Dengan pertengkaran di Twitter, banyak politisi dan pengguna India bergabung dengan platform media sosial mirip Twitter Koo yang diluncurkan tahun lalu.
#Kooapp adalah tren teratas di Twitter di India pada hari Rabu dengan hampir 21.000 kiriman, diikuti oleh #BanTwitter.
Twitter menolak mengomentari beberapa pengguna yang bermigrasi ke Koo.
Halo teman-teman, saya sekarang ko.
Hubungi saya di platform mikroblog India ini.

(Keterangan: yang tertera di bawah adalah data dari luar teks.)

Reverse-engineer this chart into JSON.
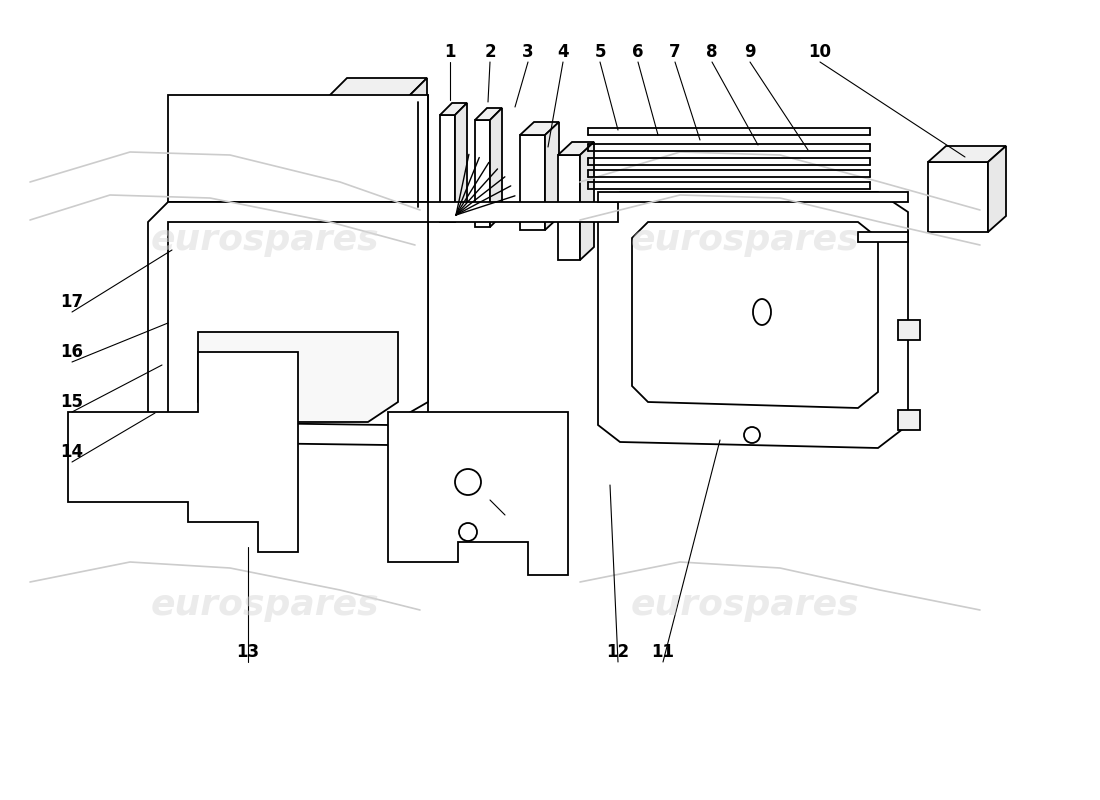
{
  "background_color": "#ffffff",
  "line_color": "#000000",
  "watermark_color": "#d8d8d8",
  "figsize": [
    11.0,
    8.0
  ],
  "dpi": 100,
  "callouts": [
    [
      1,
      450,
      748,
      450,
      695
    ],
    [
      2,
      490,
      748,
      488,
      693
    ],
    [
      3,
      528,
      748,
      515,
      688
    ],
    [
      4,
      563,
      748,
      548,
      648
    ],
    [
      5,
      600,
      748,
      618,
      665
    ],
    [
      6,
      638,
      748,
      658,
      660
    ],
    [
      7,
      675,
      748,
      700,
      655
    ],
    [
      8,
      712,
      748,
      758,
      650
    ],
    [
      9,
      750,
      748,
      808,
      645
    ],
    [
      10,
      820,
      748,
      965,
      638
    ],
    [
      11,
      663,
      148,
      720,
      355
    ],
    [
      12,
      618,
      148,
      610,
      310
    ],
    [
      13,
      248,
      148,
      248,
      248
    ],
    [
      14,
      72,
      348,
      155,
      382
    ],
    [
      15,
      72,
      398,
      162,
      430
    ],
    [
      16,
      72,
      448,
      168,
      472
    ],
    [
      17,
      72,
      498,
      172,
      545
    ]
  ]
}
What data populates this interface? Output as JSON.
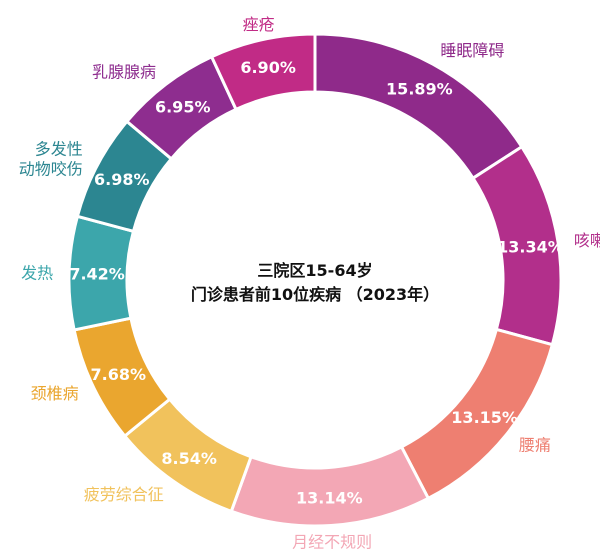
{
  "chart_data": {
    "type": "pie",
    "title": [
      "三院区15-64岁",
      "门诊患者前10位疾病 （2023年）"
    ],
    "series": [
      {
        "label": "睡眠障碍",
        "value": 15.89,
        "value_label": "15.89%",
        "color": "#8f2a8a"
      },
      {
        "label": "咳嗽",
        "value": 13.34,
        "value_label": "13.34%",
        "color": "#b22f8b"
      },
      {
        "label": "腰痛",
        "value": 13.15,
        "value_label": "13.15%",
        "color": "#ee7f71"
      },
      {
        "label": "月经不规则",
        "value": 13.14,
        "value_label": "13.14%",
        "color": "#f3a7b5"
      },
      {
        "label": "疲劳综合征",
        "value": 8.54,
        "value_label": "8.54%",
        "color": "#f1c25c"
      },
      {
        "label": "颈椎病",
        "value": 7.68,
        "value_label": "7.68%",
        "color": "#eaa62f"
      },
      {
        "label": "发热",
        "value": 7.42,
        "value_label": "7.42%",
        "color": "#3ca6ab"
      },
      {
        "label": "多发性\n动物咬伤",
        "value": 6.98,
        "value_label": "6.98%",
        "color": "#2c8691"
      },
      {
        "label": "乳腺腺病",
        "value": 6.95,
        "value_label": "6.95%",
        "color": "#8e2d8f"
      },
      {
        "label": "痤疮",
        "value": 6.9,
        "value_label": "6.90%",
        "color": "#c12b86"
      }
    ]
  }
}
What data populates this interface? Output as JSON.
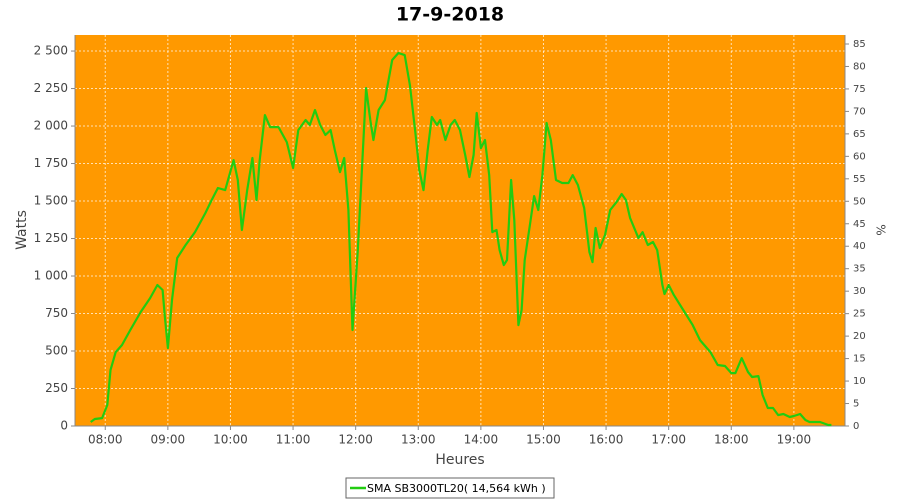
{
  "chart_data": {
    "type": "line",
    "title": "17-9-2018",
    "xlabel": "Heures",
    "ylabel": "Watts",
    "y2label": "%",
    "x": [
      "07:46",
      "07:50",
      "07:57",
      "08:02",
      "08:05",
      "08:10",
      "08:16",
      "08:24",
      "08:34",
      "08:43",
      "08:50",
      "08:55",
      "08:57",
      "09:00",
      "09:04",
      "09:09",
      "09:17",
      "09:26",
      "09:36",
      "09:42",
      "09:48",
      "09:55",
      "10:03",
      "10:07",
      "10:11",
      "10:16",
      "10:21",
      "10:25",
      "10:28",
      "10:33",
      "10:38",
      "10:46",
      "10:54",
      "11:00",
      "11:05",
      "11:12",
      "11:16",
      "11:21",
      "11:26",
      "11:31",
      "11:36",
      "11:40",
      "11:45",
      "11:49",
      "11:53",
      "11:57",
      "12:02",
      "12:06",
      "12:10",
      "12:14",
      "12:17",
      "12:22",
      "12:28",
      "12:35",
      "12:41",
      "12:47",
      "12:52",
      "12:57",
      "13:01",
      "13:05",
      "13:09",
      "13:13",
      "13:18",
      "13:21",
      "13:26",
      "13:31",
      "13:35",
      "13:40",
      "13:45",
      "13:49",
      "13:53",
      "13:56",
      "14:00",
      "14:04",
      "14:08",
      "14:11",
      "14:15",
      "14:18",
      "14:22",
      "14:25",
      "14:29",
      "14:32",
      "14:36",
      "14:39",
      "14:42",
      "14:47",
      "14:51",
      "14:55",
      "14:59",
      "15:03",
      "15:07",
      "15:12",
      "15:18",
      "15:24",
      "15:28",
      "15:33",
      "15:39",
      "15:44",
      "15:47",
      "15:50",
      "15:54",
      "15:59",
      "16:04",
      "16:10",
      "16:15",
      "16:19",
      "16:23",
      "16:31",
      "16:35",
      "16:40",
      "16:45",
      "16:49",
      "16:54",
      "16:56",
      "17:00",
      "17:05",
      "17:11",
      "17:17",
      "17:23",
      "17:30",
      "17:40",
      "17:47",
      "17:54",
      "18:00",
      "18:04",
      "18:10",
      "18:16",
      "18:20",
      "18:26",
      "18:30",
      "18:35",
      "18:40",
      "18:45",
      "18:50",
      "18:56",
      "19:00",
      "19:06",
      "19:11",
      "19:15",
      "19:25",
      "19:33",
      "19:36"
    ],
    "series": [
      {
        "name": "SMA SB3000TL20( 14,564 kWh )",
        "color": "#22cc11",
        "values": [
          27,
          47,
          53,
          140,
          373,
          493,
          540,
          640,
          760,
          853,
          940,
          907,
          740,
          520,
          840,
          1120,
          1207,
          1293,
          1420,
          1507,
          1587,
          1573,
          1773,
          1640,
          1307,
          1573,
          1787,
          1507,
          1773,
          2073,
          1993,
          1993,
          1893,
          1720,
          1973,
          2040,
          2007,
          2107,
          2007,
          1940,
          1973,
          1840,
          1693,
          1787,
          1440,
          640,
          1173,
          1707,
          2253,
          2040,
          1907,
          2107,
          2173,
          2440,
          2487,
          2473,
          2273,
          1973,
          1707,
          1573,
          1840,
          2060,
          2007,
          2040,
          1907,
          2007,
          2040,
          1973,
          1807,
          1660,
          1807,
          2087,
          1853,
          1907,
          1673,
          1293,
          1307,
          1173,
          1073,
          1107,
          1640,
          1373,
          673,
          773,
          1107,
          1340,
          1533,
          1440,
          1673,
          2020,
          1907,
          1640,
          1620,
          1620,
          1673,
          1607,
          1453,
          1160,
          1093,
          1320,
          1187,
          1273,
          1440,
          1493,
          1547,
          1507,
          1387,
          1253,
          1293,
          1207,
          1227,
          1173,
          940,
          880,
          940,
          873,
          807,
          740,
          673,
          573,
          493,
          407,
          400,
          353,
          353,
          453,
          360,
          327,
          333,
          207,
          120,
          120,
          73,
          80,
          60,
          67,
          80,
          40,
          27,
          27,
          7,
          7
        ]
      }
    ],
    "xlim": [
      "07:31",
      "19:49"
    ],
    "xticks": [
      "08:00",
      "09:00",
      "10:00",
      "11:00",
      "12:00",
      "13:00",
      "14:00",
      "15:00",
      "16:00",
      "17:00",
      "18:00",
      "19:00"
    ],
    "ylim": [
      0,
      2607
    ],
    "yticks": [
      0,
      250,
      500,
      750,
      {
        "value": 1000,
        "label": "1 000"
      },
      {
        "value": 1250,
        "label": "1 250"
      },
      {
        "value": 1500,
        "label": "1 500"
      },
      {
        "value": 1750,
        "label": "1 750"
      },
      {
        "value": 2000,
        "label": "2 000"
      },
      {
        "value": 2250,
        "label": "2 250"
      },
      {
        "value": 2500,
        "label": "2 500"
      }
    ],
    "y2lim": [
      0,
      87
    ],
    "y2ticks": [
      0,
      5,
      10,
      15,
      20,
      25,
      30,
      35,
      40,
      45,
      50,
      55,
      60,
      65,
      70,
      75,
      80,
      85
    ],
    "grid": true,
    "background": "#ff9900",
    "legend": "bottom"
  }
}
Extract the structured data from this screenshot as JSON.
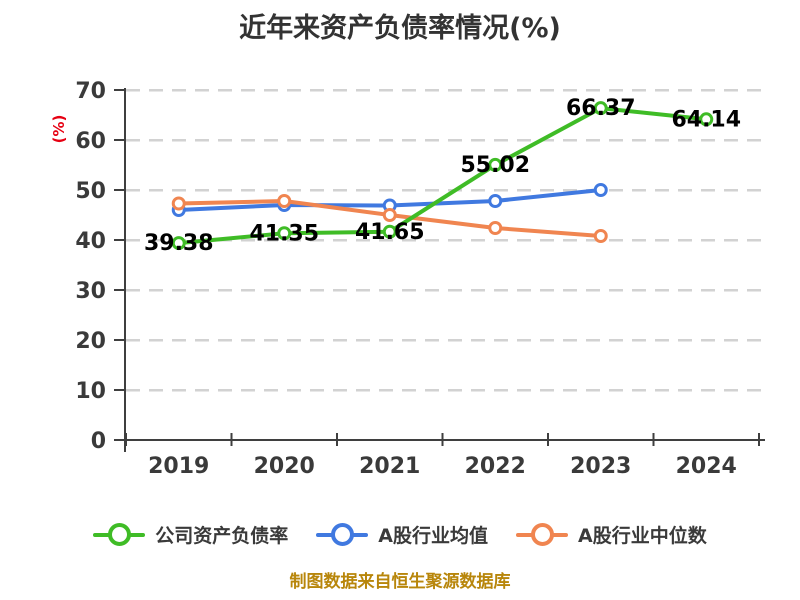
{
  "title": "近年来资产负债率情况(%)",
  "y_axis_unit": "(%)",
  "footer": "制图数据来自恒生聚源数据库",
  "colors": {
    "company": "#3fbc26",
    "industry_avg": "#4079e0",
    "industry_median": "#f08550",
    "axis": "#3f3f3f",
    "grid": "#d2d2d2",
    "title": "#333333",
    "tick_label": "#3a3a3a",
    "data_label": "#000000",
    "y_unit": "#e60012",
    "footer": "#b8860b"
  },
  "chart_data": {
    "type": "line",
    "title": "近年来资产负债率情况(%)",
    "categories": [
      "2019",
      "2020",
      "2021",
      "2022",
      "2023",
      "2024"
    ],
    "ylim": [
      0,
      70
    ],
    "y_ticks": [
      0,
      10,
      20,
      30,
      40,
      50,
      60,
      70
    ],
    "grid": "horizontal-dashed",
    "legend_position": "bottom",
    "series": [
      {
        "name": "公司资产负债率",
        "color": "#3fbc26",
        "values": [
          39.38,
          41.35,
          41.65,
          55.02,
          66.37,
          64.14
        ],
        "point_labels": [
          "39.38",
          "41.35",
          "41.65",
          "55.02",
          "66.37",
          "64.14"
        ],
        "labeled": true
      },
      {
        "name": "A股行业均值",
        "color": "#4079e0",
        "values": [
          46.0,
          47.0,
          46.9,
          47.8,
          50.0,
          null
        ],
        "labeled": false
      },
      {
        "name": "A股行业中位数",
        "color": "#f08550",
        "values": [
          47.3,
          47.8,
          45.0,
          42.4,
          40.8,
          null
        ],
        "labeled": false
      }
    ]
  }
}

Mari berbagi pemikiran dan ide Anda tentang ko
📱 Bergabunglah dengan saya: Sematkan Tweet Di aplikasi Koo – https://t.co/vjWSPiKD87
– Shivraj Singh Chauhan (@chouhanShivraj) 9 Februari 2021
Beberapa orang di Twitter, termasuk Menteri Perdagangan Piyush Goyal, memposting tweet minggu ini, mengatakan, “Saya sekarang di Ko.”
Goyal, yang memiliki 9,6 juta pengikut di Twitter, memiliki tweet yang disematkan yang meminta orang untuk menghubunginya di platform saingan India.
Sampit Patra, juru bicara nasional Partai Bharatiya Janata (BJP) yang berkuasa di Modi dan kepala teknologi informasi, Amit Malvia, juga bergabung dengan Ko pada Rabu.
Ku, yang mengusung logo Yellow Bird, mengatakan unduhan telah meningkat 10 kali lipat dalam dua hari terakhir, menjadi lebih dari 3 juta.
“Dalam 48 jam terakhir terlihat langganan terbanyak,” kata Mayank Bedwatka, salah satu pendiri CO, kepada kantor berita Reuters. “Saya sudah tidur selama dua jam selama beberapa hari terakhir.”
“Ninja budaya pop. Penggemar media sosial. Tipikal pemecah masalah. Praktisi kopi. Banyak yang jatuh hati. Penggemar perjalanan.”